But it's not just external attackers gaining access through an IP gateway that enterprise storage managers must guard against. They also must be able to stop unauthorized access to stored data by employees and other insiders. CMP Media's Computer Security Institute, in its recently-released eighth annual Computer Crime and Security Survey, said 45% of enterprises in the last year reported unauthorized access to data by insiders. In one such breach, an employee of Coca-Cola Enterprises Inc. reportedly downloaded the salary information and Social Security numbers of about 450 coworkers.
Such breaches are becoming increasingly costly, particularly as government regulators pass new laws intended to safeguard private consumer information. One such law, California's Senate Bill 1386, went into effect in July and is considered something of a model for other states and the federal government. The California bill requires businesses to publicly notify consumers within 48 hours of any compromise of their personal information. Businesses, however, are exempt from the notification requirement if they've first encrypted the stored customer records.
"Those sorts of regulations, as they spread throughout the United States and elsewhere, will certainly bring the need for storage security into sharper focus," says Simon Robinson, head of the storage and systems practice at analyst firm The451.

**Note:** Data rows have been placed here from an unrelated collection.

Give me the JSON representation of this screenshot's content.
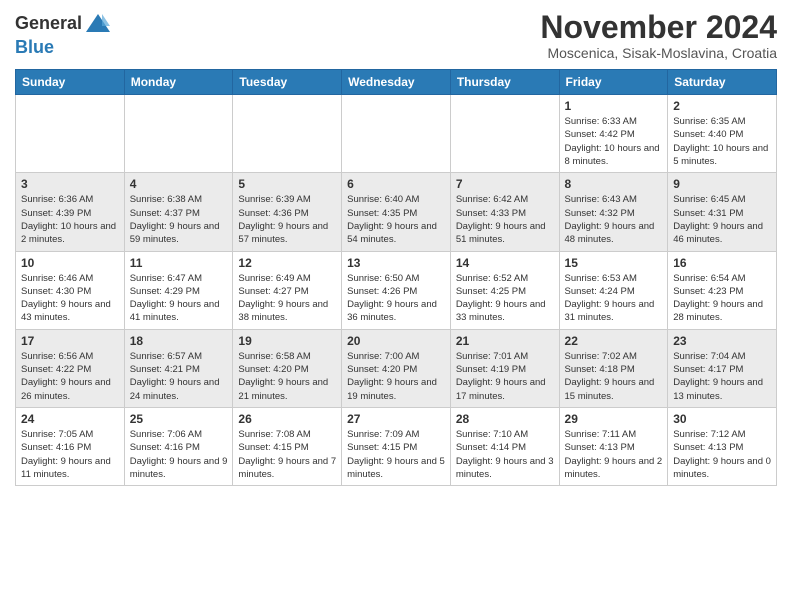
{
  "header": {
    "logo_line1": "General",
    "logo_line2": "Blue",
    "month_title": "November 2024",
    "location": "Moscenica, Sisak-Moslavina, Croatia"
  },
  "days_of_week": [
    "Sunday",
    "Monday",
    "Tuesday",
    "Wednesday",
    "Thursday",
    "Friday",
    "Saturday"
  ],
  "weeks": [
    [
      {
        "day": "",
        "info": ""
      },
      {
        "day": "",
        "info": ""
      },
      {
        "day": "",
        "info": ""
      },
      {
        "day": "",
        "info": ""
      },
      {
        "day": "",
        "info": ""
      },
      {
        "day": "1",
        "info": "Sunrise: 6:33 AM\nSunset: 4:42 PM\nDaylight: 10 hours and 8 minutes."
      },
      {
        "day": "2",
        "info": "Sunrise: 6:35 AM\nSunset: 4:40 PM\nDaylight: 10 hours and 5 minutes."
      }
    ],
    [
      {
        "day": "3",
        "info": "Sunrise: 6:36 AM\nSunset: 4:39 PM\nDaylight: 10 hours and 2 minutes."
      },
      {
        "day": "4",
        "info": "Sunrise: 6:38 AM\nSunset: 4:37 PM\nDaylight: 9 hours and 59 minutes."
      },
      {
        "day": "5",
        "info": "Sunrise: 6:39 AM\nSunset: 4:36 PM\nDaylight: 9 hours and 57 minutes."
      },
      {
        "day": "6",
        "info": "Sunrise: 6:40 AM\nSunset: 4:35 PM\nDaylight: 9 hours and 54 minutes."
      },
      {
        "day": "7",
        "info": "Sunrise: 6:42 AM\nSunset: 4:33 PM\nDaylight: 9 hours and 51 minutes."
      },
      {
        "day": "8",
        "info": "Sunrise: 6:43 AM\nSunset: 4:32 PM\nDaylight: 9 hours and 48 minutes."
      },
      {
        "day": "9",
        "info": "Sunrise: 6:45 AM\nSunset: 4:31 PM\nDaylight: 9 hours and 46 minutes."
      }
    ],
    [
      {
        "day": "10",
        "info": "Sunrise: 6:46 AM\nSunset: 4:30 PM\nDaylight: 9 hours and 43 minutes."
      },
      {
        "day": "11",
        "info": "Sunrise: 6:47 AM\nSunset: 4:29 PM\nDaylight: 9 hours and 41 minutes."
      },
      {
        "day": "12",
        "info": "Sunrise: 6:49 AM\nSunset: 4:27 PM\nDaylight: 9 hours and 38 minutes."
      },
      {
        "day": "13",
        "info": "Sunrise: 6:50 AM\nSunset: 4:26 PM\nDaylight: 9 hours and 36 minutes."
      },
      {
        "day": "14",
        "info": "Sunrise: 6:52 AM\nSunset: 4:25 PM\nDaylight: 9 hours and 33 minutes."
      },
      {
        "day": "15",
        "info": "Sunrise: 6:53 AM\nSunset: 4:24 PM\nDaylight: 9 hours and 31 minutes."
      },
      {
        "day": "16",
        "info": "Sunrise: 6:54 AM\nSunset: 4:23 PM\nDaylight: 9 hours and 28 minutes."
      }
    ],
    [
      {
        "day": "17",
        "info": "Sunrise: 6:56 AM\nSunset: 4:22 PM\nDaylight: 9 hours and 26 minutes."
      },
      {
        "day": "18",
        "info": "Sunrise: 6:57 AM\nSunset: 4:21 PM\nDaylight: 9 hours and 24 minutes."
      },
      {
        "day": "19",
        "info": "Sunrise: 6:58 AM\nSunset: 4:20 PM\nDaylight: 9 hours and 21 minutes."
      },
      {
        "day": "20",
        "info": "Sunrise: 7:00 AM\nSunset: 4:20 PM\nDaylight: 9 hours and 19 minutes."
      },
      {
        "day": "21",
        "info": "Sunrise: 7:01 AM\nSunset: 4:19 PM\nDaylight: 9 hours and 17 minutes."
      },
      {
        "day": "22",
        "info": "Sunrise: 7:02 AM\nSunset: 4:18 PM\nDaylight: 9 hours and 15 minutes."
      },
      {
        "day": "23",
        "info": "Sunrise: 7:04 AM\nSunset: 4:17 PM\nDaylight: 9 hours and 13 minutes."
      }
    ],
    [
      {
        "day": "24",
        "info": "Sunrise: 7:05 AM\nSunset: 4:16 PM\nDaylight: 9 hours and 11 minutes."
      },
      {
        "day": "25",
        "info": "Sunrise: 7:06 AM\nSunset: 4:16 PM\nDaylight: 9 hours and 9 minutes."
      },
      {
        "day": "26",
        "info": "Sunrise: 7:08 AM\nSunset: 4:15 PM\nDaylight: 9 hours and 7 minutes."
      },
      {
        "day": "27",
        "info": "Sunrise: 7:09 AM\nSunset: 4:15 PM\nDaylight: 9 hours and 5 minutes."
      },
      {
        "day": "28",
        "info": "Sunrise: 7:10 AM\nSunset: 4:14 PM\nDaylight: 9 hours and 3 minutes."
      },
      {
        "day": "29",
        "info": "Sunrise: 7:11 AM\nSunset: 4:13 PM\nDaylight: 9 hours and 2 minutes."
      },
      {
        "day": "30",
        "info": "Sunrise: 7:12 AM\nSunset: 4:13 PM\nDaylight: 9 hours and 0 minutes."
      }
    ]
  ]
}
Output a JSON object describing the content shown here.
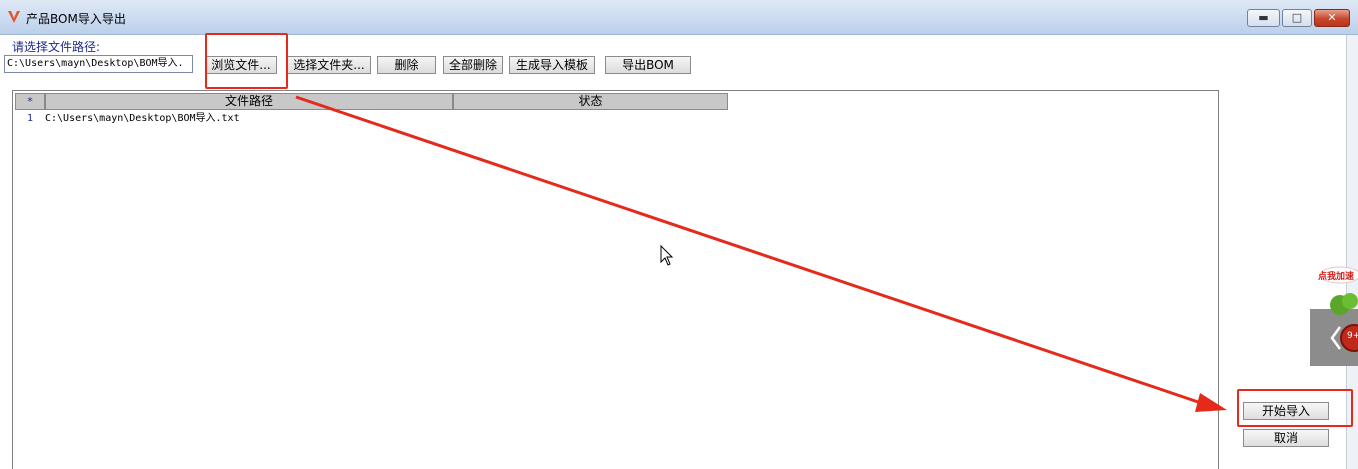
{
  "window": {
    "title": "产品BOM导入导出",
    "minimize_icon": "minimize-icon",
    "maximize_icon": "maximize-icon",
    "close_icon": "close-icon",
    "min_glyph": "▬",
    "max_glyph": "□",
    "close_glyph": "✕"
  },
  "file_panel": {
    "label": "请选择文件路径:",
    "path_value": "C:\\Users\\mayn\\Desktop\\BOM导入."
  },
  "toolbar": {
    "browse_label": "浏览文件...",
    "select_folder_label": "选择文件夹...",
    "delete_label": "删除",
    "delete_all_label": "全部删除",
    "generate_template_label": "生成导入模板",
    "export_label": "导出BOM"
  },
  "grid": {
    "columns": [
      "*",
      "文件路径",
      "状态"
    ],
    "rows": [
      {
        "index": "1",
        "path": "C:\\Users\\mayn\\Desktop\\BOM导入.txt",
        "status": ""
      }
    ]
  },
  "actions": {
    "start_import_label": "开始导入",
    "cancel_label": "取消"
  },
  "widget": {
    "label": "点我加速",
    "badge": "9+",
    "chevron_icon": "chevron-left-icon"
  },
  "colors": {
    "annotation": "#e52a1c",
    "titlebar": "#c9daf0",
    "label_text": "#1d2b8f"
  }
}
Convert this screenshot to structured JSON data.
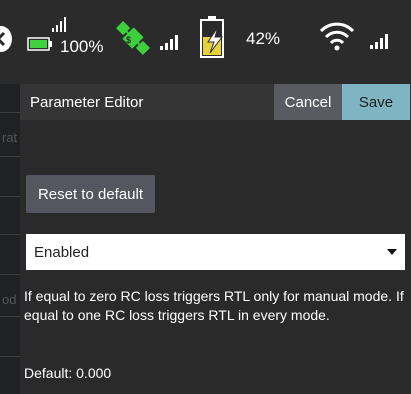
{
  "status_bar": {
    "battery_1_percent": "100%",
    "battery_2_percent": "42%",
    "icons": [
      "chevron-left-icon",
      "signal-icon",
      "battery-icon",
      "satellite-icon",
      "signal-icon",
      "battery-icon",
      "wifi-icon",
      "signal-icon"
    ],
    "colors": {
      "battery_green": "#3fd13f",
      "satellite_green": "#3cd13c",
      "battery_yellow": "#e8d23a"
    }
  },
  "background_page": {
    "fragments": [
      "rat",
      "od"
    ]
  },
  "dialog": {
    "title": "Parameter Editor",
    "cancel_label": "Cancel",
    "save_label": "Save",
    "reset_label": "Reset to default",
    "selected_value": "Enabled",
    "description": "If equal to zero RC loss triggers RTL only for manual mode. If equal to one RC loss triggers RTL in every mode.",
    "default_label": "Default: 0.000",
    "colors": {
      "save": "#7fb5c3",
      "cancel": "#5a5a63",
      "reset": "#55565f"
    }
  }
}
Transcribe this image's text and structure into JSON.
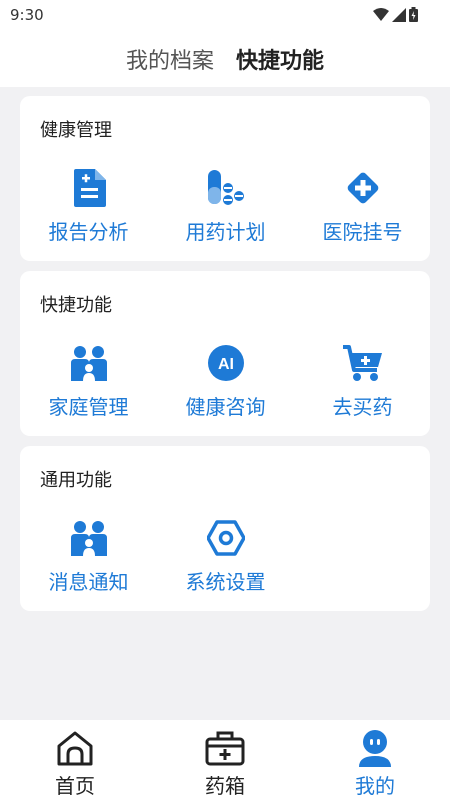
{
  "status_bar": {
    "time": "9:30"
  },
  "top_tabs": [
    {
      "label": "我的档案",
      "active": false
    },
    {
      "label": "快捷功能",
      "active": true
    }
  ],
  "sections": [
    {
      "title": "健康管理",
      "items": [
        {
          "label": "报告分析",
          "icon": "report-icon"
        },
        {
          "label": "用药计划",
          "icon": "medicine-icon"
        },
        {
          "label": "医院挂号",
          "icon": "hospital-icon"
        }
      ]
    },
    {
      "title": "快捷功能",
      "items": [
        {
          "label": "家庭管理",
          "icon": "family-icon"
        },
        {
          "label": "健康咨询",
          "icon": "ai-icon"
        },
        {
          "label": "去买药",
          "icon": "cart-icon"
        }
      ]
    },
    {
      "title": "通用功能",
      "items": [
        {
          "label": "消息通知",
          "icon": "people-icon"
        },
        {
          "label": "系统设置",
          "icon": "settings-icon"
        }
      ]
    }
  ],
  "bottom_nav": [
    {
      "label": "首页",
      "icon": "home-icon",
      "active": false
    },
    {
      "label": "药箱",
      "icon": "medicine-box-icon",
      "active": false
    },
    {
      "label": "我的",
      "icon": "profile-icon",
      "active": true
    }
  ],
  "colors": {
    "accent": "#1e7ad6",
    "background": "#f1f1f3"
  }
}
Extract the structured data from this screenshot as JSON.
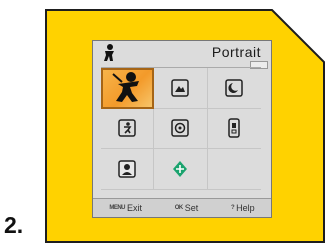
{
  "step": {
    "label": "2."
  },
  "screen": {
    "mode_name": "Portrait",
    "header_icon": "portrait-mode-icon",
    "grid": [
      {
        "icon": "portrait-icon",
        "selected": true
      },
      {
        "icon": "landscape-icon",
        "selected": false
      },
      {
        "icon": "night-portrait-icon",
        "selected": false
      },
      {
        "icon": "sports-icon",
        "selected": false
      },
      {
        "icon": "macro-icon",
        "selected": false
      },
      {
        "icon": "night-landscape-icon",
        "selected": false
      },
      {
        "icon": "self-portrait-icon",
        "selected": false
      },
      {
        "icon": "scene-assist-icon",
        "selected": false
      },
      {
        "icon": "empty",
        "selected": false
      }
    ],
    "footer": {
      "exit_button": "MENU",
      "exit_label": "Exit",
      "set_button": "OK",
      "set_label": "Set",
      "help_button": "?",
      "help_label": "Help"
    }
  },
  "colors": {
    "card_yellow": "#ffd200",
    "card_border": "#1e1e1e",
    "screen_bg": "#dcdcdc",
    "selected_orange": "#f39a2a"
  }
}
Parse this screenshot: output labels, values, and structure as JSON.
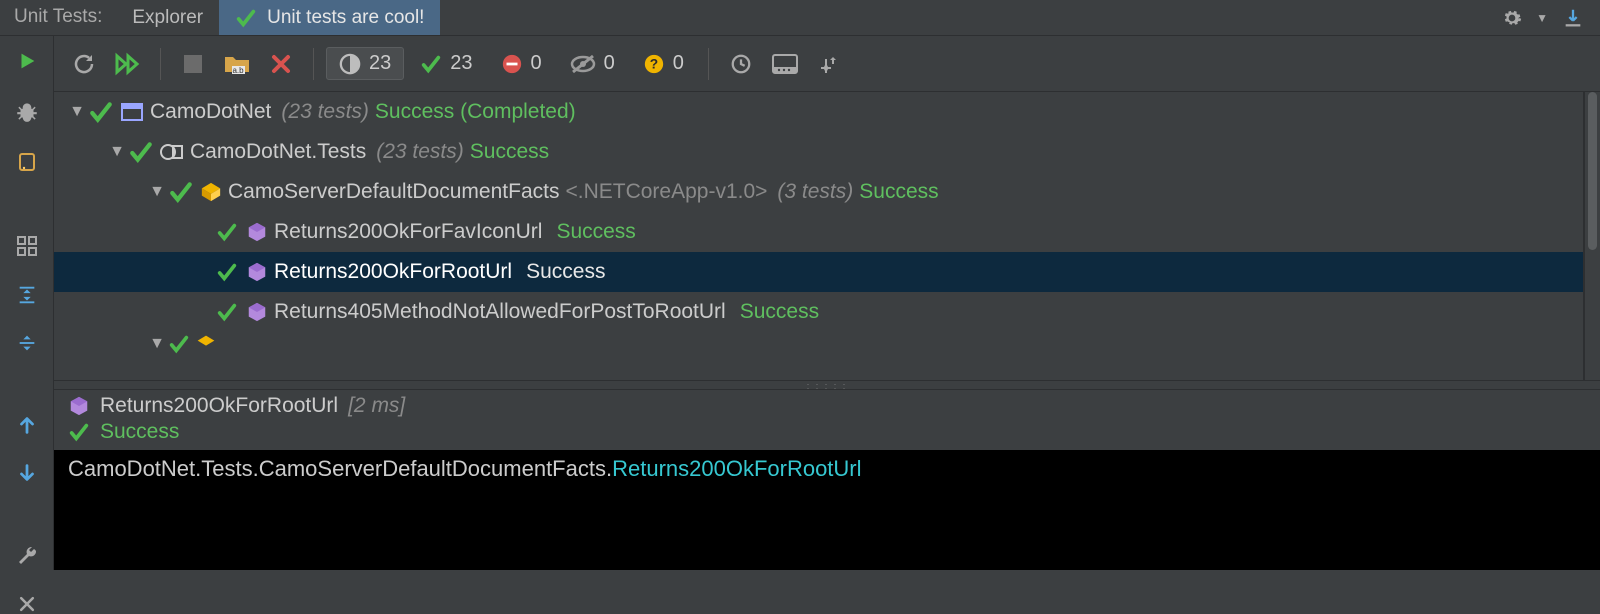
{
  "header": {
    "prefix": "Unit Tests:",
    "tabs": [
      {
        "label": "Explorer",
        "active": false
      },
      {
        "label": "Unit tests are cool!",
        "active": true
      }
    ]
  },
  "toolbar": {
    "counters": {
      "total": "23",
      "passed": "23",
      "failed": "0",
      "ignored": "0",
      "inconclusive": "0"
    }
  },
  "tree": [
    {
      "depth": 0,
      "expander": "▼",
      "icon": "project",
      "name": "CamoDotNet",
      "count": "(23 tests)",
      "status": "Success (Completed)",
      "selected": false
    },
    {
      "depth": 1,
      "expander": "▼",
      "icon": "module",
      "name": "CamoDotNet.Tests",
      "count": "(23 tests)",
      "status": "Success",
      "selected": false
    },
    {
      "depth": 2,
      "expander": "▼",
      "icon": "class",
      "name": "CamoServerDefaultDocumentFacts",
      "framework": "<.NETCoreApp-v1.0>",
      "count": "(3 tests)",
      "status": "Success",
      "selected": false
    },
    {
      "depth": 3,
      "expander": "",
      "icon": "test",
      "name": "Returns200OkForFavIconUrl",
      "status": "Success",
      "selected": false
    },
    {
      "depth": 3,
      "expander": "",
      "icon": "test",
      "name": "Returns200OkForRootUrl",
      "status": "Success",
      "selected": true
    },
    {
      "depth": 3,
      "expander": "",
      "icon": "test",
      "name": "Returns405MethodNotAllowedForPostToRootUrl",
      "status": "Success",
      "selected": false
    }
  ],
  "detail": {
    "name": "Returns200OkForRootUrl",
    "duration": "[2 ms]",
    "status": "Success",
    "output_prefix": "CamoDotNet.Tests.CamoServerDefaultDocumentFacts.",
    "output_method": "Returns200OkForRootUrl"
  }
}
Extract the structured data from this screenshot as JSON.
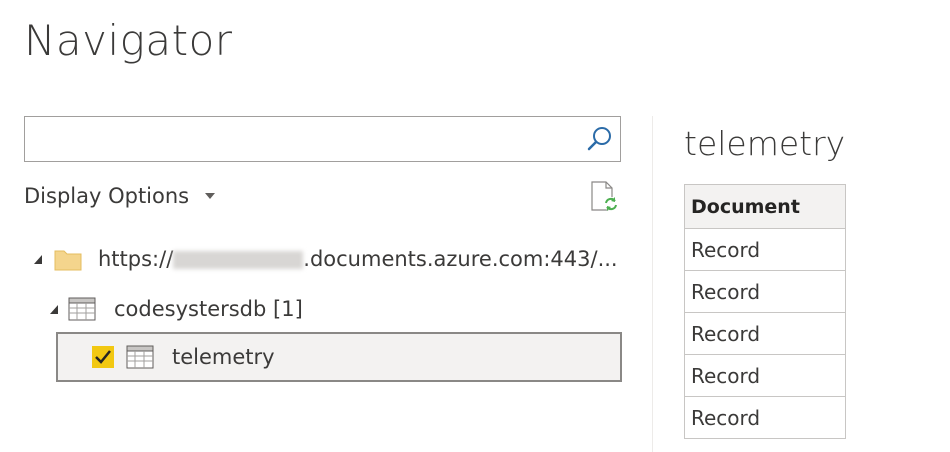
{
  "dialog": {
    "title": "Navigator"
  },
  "search": {
    "value": "",
    "placeholder": ""
  },
  "display_options": {
    "label": "Display Options"
  },
  "tree": {
    "source": {
      "url_prefix": "https://",
      "url_suffix": ".documents.azure.com:443/..."
    },
    "database": {
      "label": "codesystersdb [1]"
    },
    "table": {
      "label": "telemetry",
      "checked": true
    }
  },
  "preview": {
    "title": "telemetry",
    "columns": [
      "Document"
    ],
    "rows": [
      "Record",
      "Record",
      "Record",
      "Record",
      "Record"
    ]
  },
  "colors": {
    "checkbox": "#f2c811",
    "search_icon": "#2b6ba8",
    "refresh_icon": "#4caf50",
    "folder": "#f4d58d"
  }
}
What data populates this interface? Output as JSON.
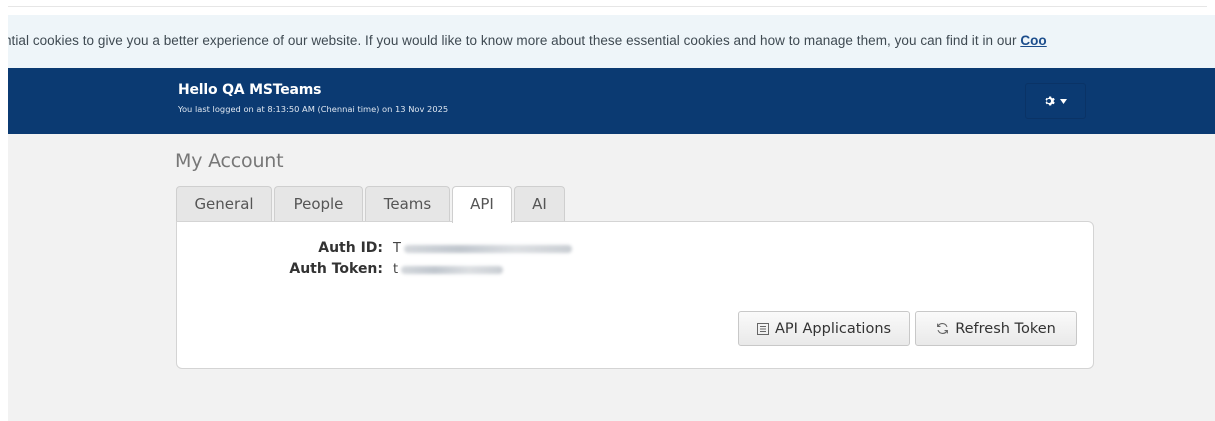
{
  "cookie_banner": {
    "text": "ntial cookies to give you a better experience of our website. If you would like to know more about these essential cookies and how to manage them, you can find it in our ",
    "link_text": "Coo"
  },
  "header": {
    "greeting": "Hello QA MSTeams",
    "last_login": "You last logged on at 8:13:50 AM (Chennai time) on 13 Nov 2025",
    "settings_icon": "gear-icon",
    "background_color": "#0b3a72"
  },
  "page": {
    "title": "My Account",
    "tabs": [
      {
        "label": "General",
        "active": false
      },
      {
        "label": "People",
        "active": false
      },
      {
        "label": "Teams",
        "active": false
      },
      {
        "label": "API",
        "active": true
      },
      {
        "label": "AI",
        "active": false
      }
    ]
  },
  "api_panel": {
    "auth_id_label": "Auth ID:",
    "auth_id_value": "T",
    "auth_token_label": "Auth Token:",
    "auth_token_value": "t",
    "api_applications_label": "API Applications",
    "api_applications_icon": "list-icon",
    "refresh_token_label": "Refresh Token",
    "refresh_token_icon": "refresh-icon"
  }
}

Despite new privacy regulations and increased security vulnerabilities introduced by networked storage, many IT managers have yet to recognize storage as a potential security vulnerability. Government agencies, concerned about safeguarding information about individuals as they place more data online, have shown the most willingness to address the potential problem, leading the way in deploying new storage-security technologies. The Italian federal government, for example, as part of a major eGovernment project, has decided to deploy appliances from start-up Decru Inc. that encrypt all data in storage and authenticate server access.
"We have to secure that only the authorized persons should access sensitive data even in the data center, so we are protecting the data at the lowest level," said Marco Pissarello, business-development manager at systems integrator AGSM Telecomunicazioni in Verona, which is working on the project.